A "life estate" is an estate planning tool that involves a legal arrangement where a land owner gives the ultimate ownership ("future interest") of their land, retaining the right to use and income from the land for the remainder of their life. This is done through a deed, and once complete, the land owner is now the "life tenant", and when they pass away, the "future interest holder", receives full ownership, outright.

Often, people view these as something to do immediately, especially if they live in a state where a life estate would offer various asset protections (state specific). However, there are some potential consequences associated with life estate transactions that often go over-looked or unadvised.  

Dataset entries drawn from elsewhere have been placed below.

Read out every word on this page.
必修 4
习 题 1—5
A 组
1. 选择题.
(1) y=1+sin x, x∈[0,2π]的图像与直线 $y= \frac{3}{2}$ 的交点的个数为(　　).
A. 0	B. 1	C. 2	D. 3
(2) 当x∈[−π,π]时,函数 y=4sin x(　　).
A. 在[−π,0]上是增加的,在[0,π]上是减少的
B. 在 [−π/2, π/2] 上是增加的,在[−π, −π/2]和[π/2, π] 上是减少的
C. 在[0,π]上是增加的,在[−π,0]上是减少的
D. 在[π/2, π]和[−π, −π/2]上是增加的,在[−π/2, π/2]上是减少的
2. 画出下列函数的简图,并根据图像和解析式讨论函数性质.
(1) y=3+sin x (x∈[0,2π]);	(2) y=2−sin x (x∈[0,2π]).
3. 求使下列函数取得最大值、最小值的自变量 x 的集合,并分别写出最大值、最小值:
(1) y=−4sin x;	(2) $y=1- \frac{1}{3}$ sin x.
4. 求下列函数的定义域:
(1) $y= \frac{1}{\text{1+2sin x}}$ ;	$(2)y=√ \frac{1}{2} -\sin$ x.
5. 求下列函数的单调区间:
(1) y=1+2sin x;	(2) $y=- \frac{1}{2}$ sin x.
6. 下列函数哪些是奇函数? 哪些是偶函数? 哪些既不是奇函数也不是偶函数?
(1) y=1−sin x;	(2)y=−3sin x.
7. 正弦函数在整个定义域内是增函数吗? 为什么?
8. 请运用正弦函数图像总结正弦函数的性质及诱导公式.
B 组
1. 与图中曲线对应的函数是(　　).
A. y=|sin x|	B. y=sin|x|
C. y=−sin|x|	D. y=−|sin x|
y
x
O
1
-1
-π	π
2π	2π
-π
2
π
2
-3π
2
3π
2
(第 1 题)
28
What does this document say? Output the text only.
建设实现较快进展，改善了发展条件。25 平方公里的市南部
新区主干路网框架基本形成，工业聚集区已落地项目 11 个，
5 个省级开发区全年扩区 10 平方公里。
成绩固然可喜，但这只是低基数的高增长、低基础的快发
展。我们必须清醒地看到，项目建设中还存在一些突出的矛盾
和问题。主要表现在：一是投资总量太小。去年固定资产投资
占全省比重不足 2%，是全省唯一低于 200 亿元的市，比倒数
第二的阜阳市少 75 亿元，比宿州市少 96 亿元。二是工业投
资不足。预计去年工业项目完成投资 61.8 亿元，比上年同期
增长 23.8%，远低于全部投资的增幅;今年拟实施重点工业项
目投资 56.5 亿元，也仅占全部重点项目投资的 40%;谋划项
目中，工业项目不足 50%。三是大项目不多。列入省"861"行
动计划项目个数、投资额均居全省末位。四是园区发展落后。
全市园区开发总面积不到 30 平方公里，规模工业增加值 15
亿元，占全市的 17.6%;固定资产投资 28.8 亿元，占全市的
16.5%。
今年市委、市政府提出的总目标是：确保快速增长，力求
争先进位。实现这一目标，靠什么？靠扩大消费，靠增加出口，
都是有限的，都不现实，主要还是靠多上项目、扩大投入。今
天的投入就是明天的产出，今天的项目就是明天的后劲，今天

One major consequence of a life estate is the fact that it is a FINAL transaction. Once it’s given, it’s done. Options for changes based on future events become very difficult, if not impossible. For example, if the person you give the future interest to passes away, the deceased’s estate plan determines who the successor owner is, NOT the person who originally gave the life estate. This often leads to the ultimate ownership resting with someone whom the original owner did not intend. Unfortunately, many times these lead to negative consequences, such as the land "leaving the family."    
This is one of many potential unintended consequences associated with a life estate. The bottom line: life estates are good tools, but must be carefully analyzed from all angles, especially your comfort level with not being able to change them unilaterally once they’re given.